La competencia es generalmente concebida como el mejor instrumento para mejorar la eficiencia y reducir la carga regulatoria. Sin embargo, el grado y alcance de la competencia que puede ser introducido efectivamente, dependerá de las economías de escala y del alcance, el tamaño y número de firmas que competirán en el mercado, la deuda de los países y el marco regulatorio. La competencia en el mercado, cuando diferentes firmas compiten cara a cara por los clientes es factible para generación y actividades de abastecimiento en medianos y grandes países como Brasil, México, Argentina, Venezuela, Colombia y Perú, con un relativo gran mercado de energía que puede soportar la operación económica de varias compañías de servicios públicos, con recursos de energía para sostener el desarrollo de las unidades de generación de competidores de tamaño medio, y con la base de grandes consumidores que pueden tener la opción de proveedores a precios razonables de transacción. Esto es factible también en pequeños países como Bolivia, con el gas natural de bajo costo, que hace pequeñas unidades de costos competitivos.

La competencia por el mercado, cuando diferentes firmas disputan por el derecho de proveer servicios públicos, es factible y justificable para la distribución de servicios en todos los países, a través de asignar contratos de concesiones y licencias y para las actividades de generación en países medianos y pequeños, donde las economías de escala y el alcance son todavía importantes, a través de la subasta para competir por nuevas plantas de generación.

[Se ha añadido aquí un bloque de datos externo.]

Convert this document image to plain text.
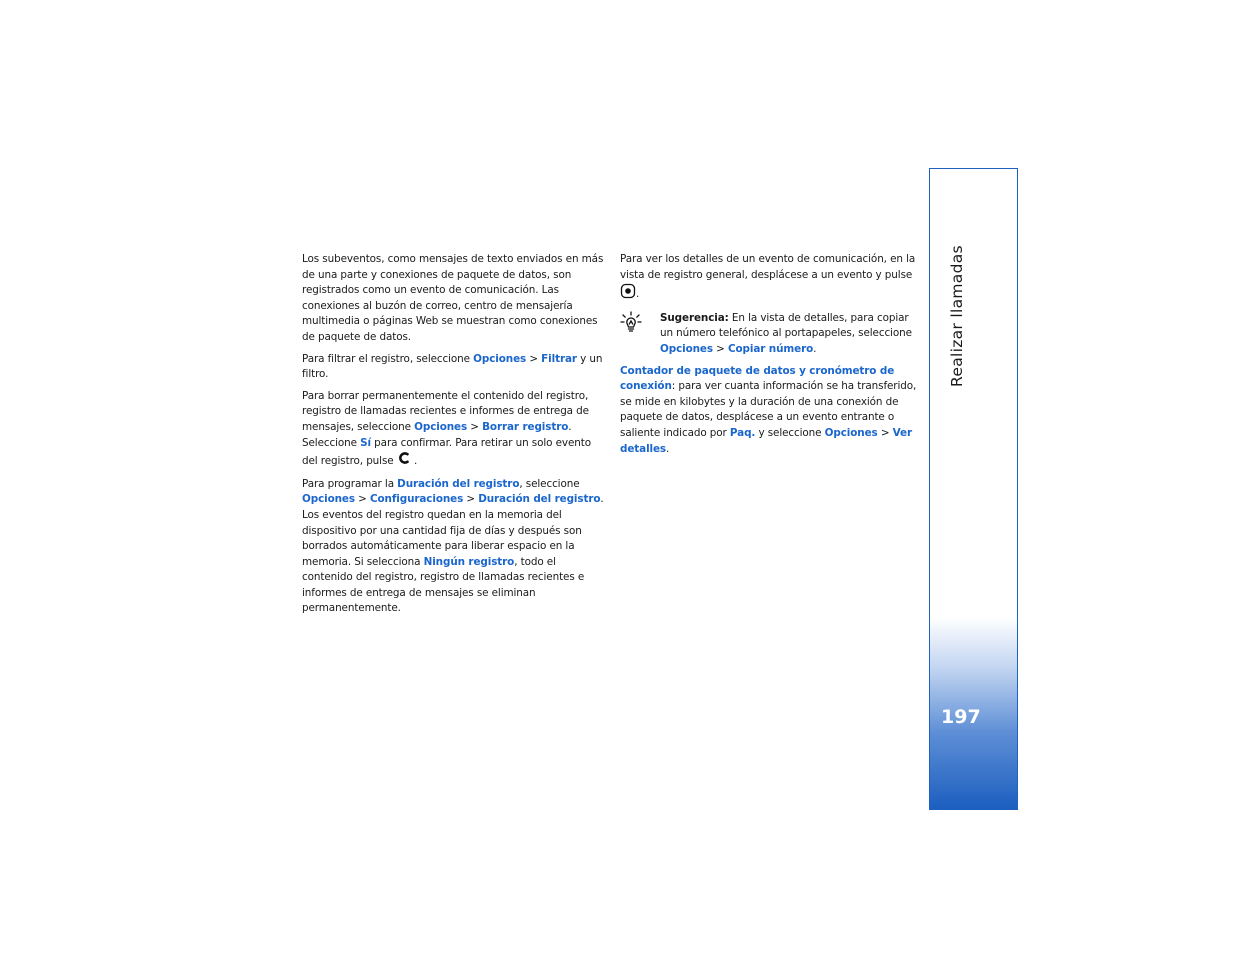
Los subeventos, como mensajes de texto enviados en más de una parte y conexiones de paquete de datos, son registrados como un evento de comunicación. Las conexiones al buzón de correo, centro de mensajería multimedia o páginas Web se muestran como conexiones de paquete de datos.

Para filtrar el registro, seleccione Opciones > Filtrar y un filtro.

Para borrar permanentemente el contenido del registro, registro de llamadas recientes e informes de entrega de mensajes, seleccione Opciones > Borrar registro. Seleccione Sí para confirmar. Para retirar un solo evento del registro, pulse  .

Para programar la Duración del registro, seleccione Opciones > Configuraciones > Duración del registro. Los eventos del registro quedan en la memoria del dispositivo por una cantidad fija de días y después son borrados automáticamente para liberar espacio en la memoria. Si selecciona Ningún registro, todo el contenido del registro, registro de llamadas recientes e informes de entrega de mensajes se eliminan permanentemente.

Para ver los detalles de un evento de comunicación, en la vista de registro general, desplácese a un evento y pulse .

Sugerencia: En la vista de detalles, para copiar un número telefónico al portapapeles, seleccione Opciones > Copiar número.

Contador de paquete de datos y cronómetro de conexión: para ver cuanta información se ha transferido, se mide en kilobytes y la duración de una conexión de paquete de datos, desplácese a un evento entrante o saliente indicado por Paq. y seleccione Opciones > Ver detalles.

Realizar llamadas
197
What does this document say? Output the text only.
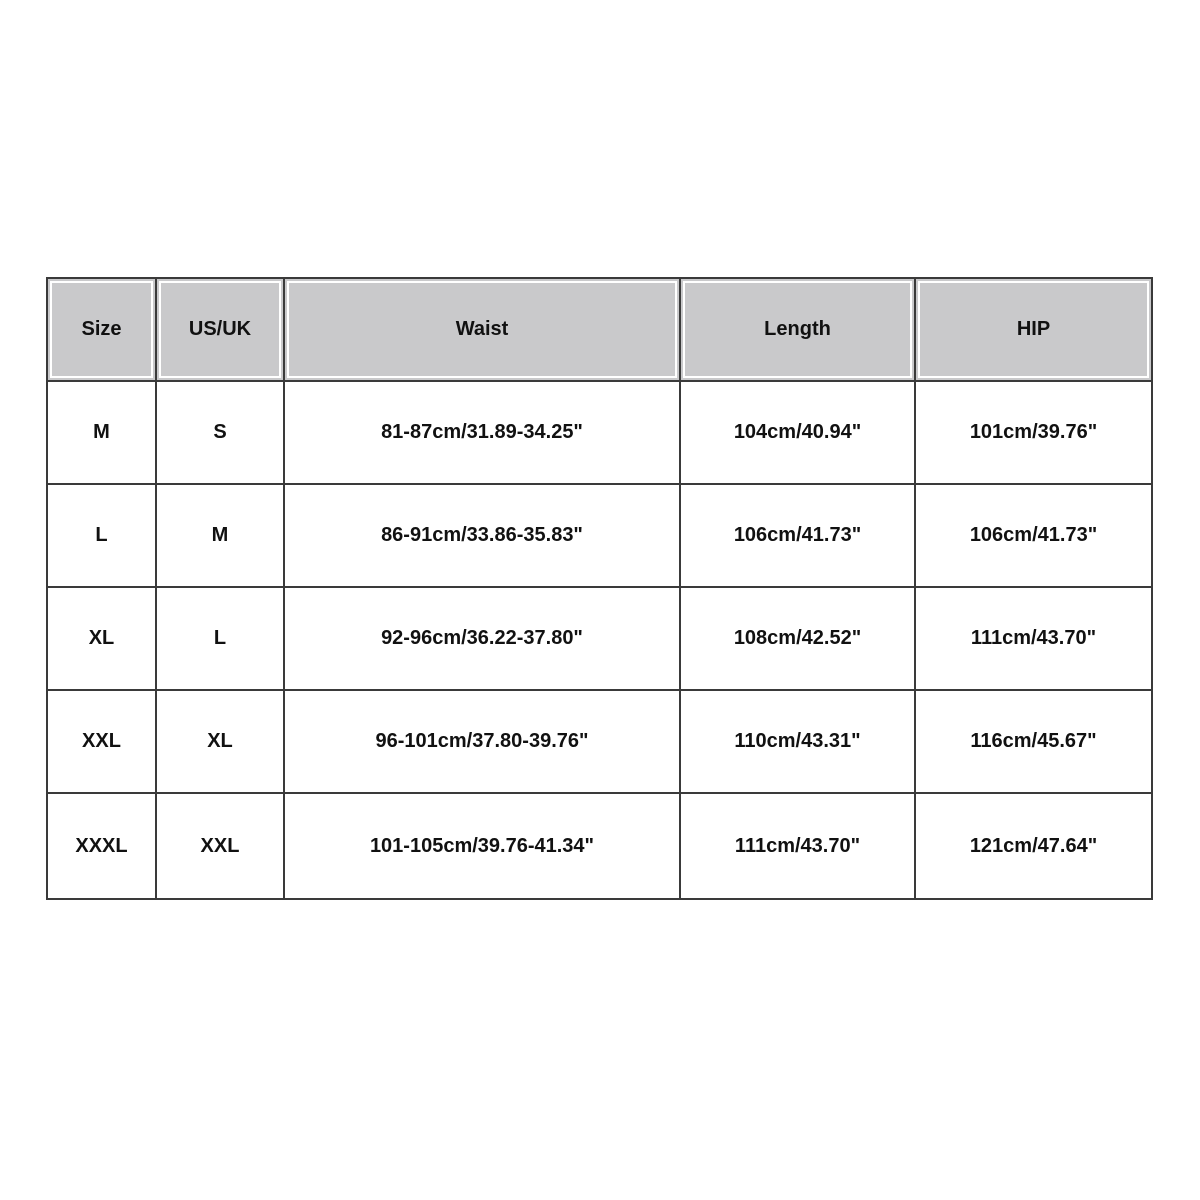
Size	US/UK	Waist	Length	HIP
M	S	81-87cm/31.89-34.25"	104cm/40.94"	101cm/39.76"
L	M	86-91cm/33.86-35.83"	106cm/41.73"	106cm/41.73"
XL	L	92-96cm/36.22-37.80"	108cm/42.52"	111cm/43.70"
XXL	XL	96-101cm/37.80-39.76"	110cm/43.31"	116cm/45.67"
XXXL	XXL	101-105cm/39.76-41.34"	111cm/43.70"	121cm/47.64"
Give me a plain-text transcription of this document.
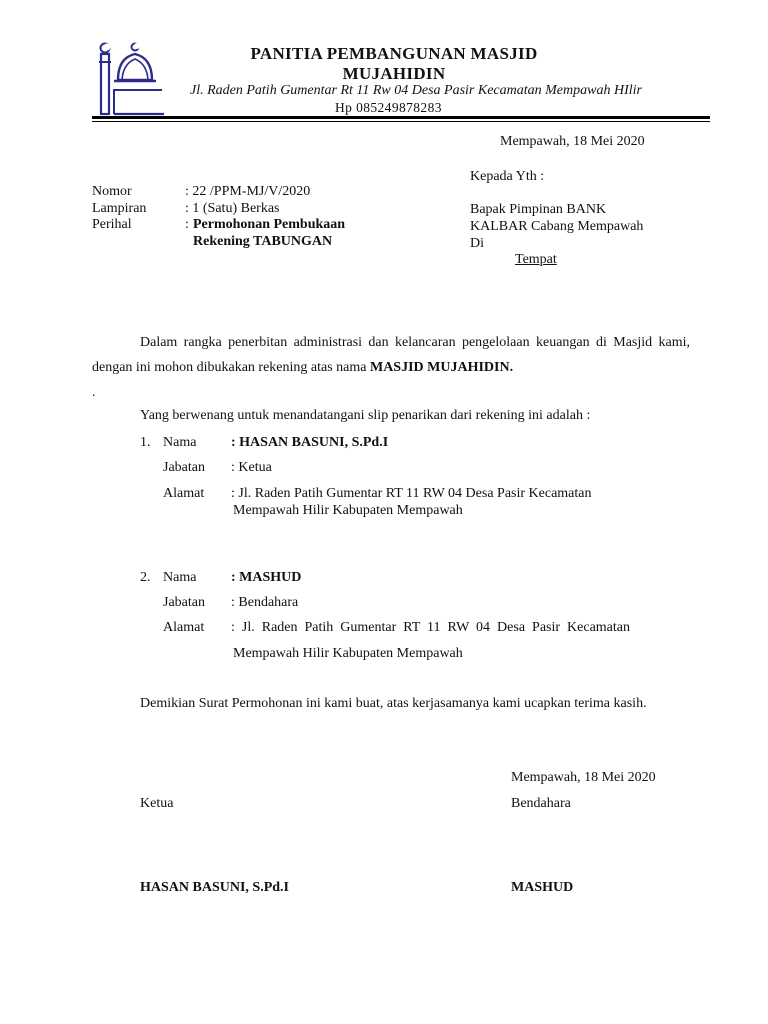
PANITIA PEMBANGUNAN MASJID
MUJAHIDIN
Jl. Raden Patih Gumentar Rt 11 Rw 04 Desa Pasir Kecamatan Mempawah HIlir
Hp 085249878283
Mempawah, 18 Mei 2020
Kepada Yth :
Bapak Pimpinan BANK
KALBAR Cabang Mempawah
Di
Tempat
Nomor	: 22 /PPM-MJ/V/2020
Lampiran	: 1 (Satu) Berkas
Perihal	: Permohonan Pembukaan
Rekening TABUNGAN
Dalam rangka penerbitan administrasi dan kelancaran pengelolaan keuangan di Masjid kami, dengan ini mohon dibukakan rekening atas nama MASJID MUJAHIDIN.
.
Yang berwenang untuk menandatangani slip penarikan dari rekening ini adalah :
1. Nama : HASAN BASUNI, S.Pd.I
Jabatan : Ketua
Alamat : Jl. Raden Patih Gumentar RT 11 RW 04 Desa Pasir Kecamatan
Mempawah Hilir Kabupaten Mempawah
2. Nama : MASHUD
Jabatan : Bendahara
Alamat :  Jl.  Raden  Patih  Gumentar  RT  11  RW  04  Desa  Pasir  Kecamatan
Mempawah Hilir Kabupaten Mempawah
Demikian Surat Permohonan ini kami buat, atas kerjasamanya kami ucapkan terima kasih.
Mempawah, 18 Mei 2020
Ketua	Bendahara
HASAN BASUNI, S.Pd.I	MASHUD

Finalmente, la competencia por emulación, cuando las firmas proveen un servicio similar en diferentes regiones, es factible y practicado para actividades de distribución en la mayoría de los países de la región donde el servicio de electricidad puede ser abastecido económicamente por asignación de varias áreas concesionadas a empresas de distribución.

ESTRUCTURA DEL MERCADO

La estructura del mercado se refiere al grado de integración vertical u horizontal en la proveeduría de servicios. La separación vertical de las actividades de generación, transmisión y distribución y la separación horizontal de las actividades de generación y distribución son esenciales y justificables para introducir la competencia en el mercado. En países grandes y medianos de la región, donde la competencia en los mercados es factible, las posibles perdidas en las economías de escala y el alcance y el incremento en los costos de transacción, asociados con la separación vertical, son generalmente sustituidos por los beneficios de la competencia. La separación vertical es también importante en países medianos y pequeños en la región, para facilitar la privatización de las Empresas del Estado, y la competencia por el mercado en generación. Incrementa los costos de transacción y las posibles perdidas por economías de escala pueden ser compensadas por eficiencia.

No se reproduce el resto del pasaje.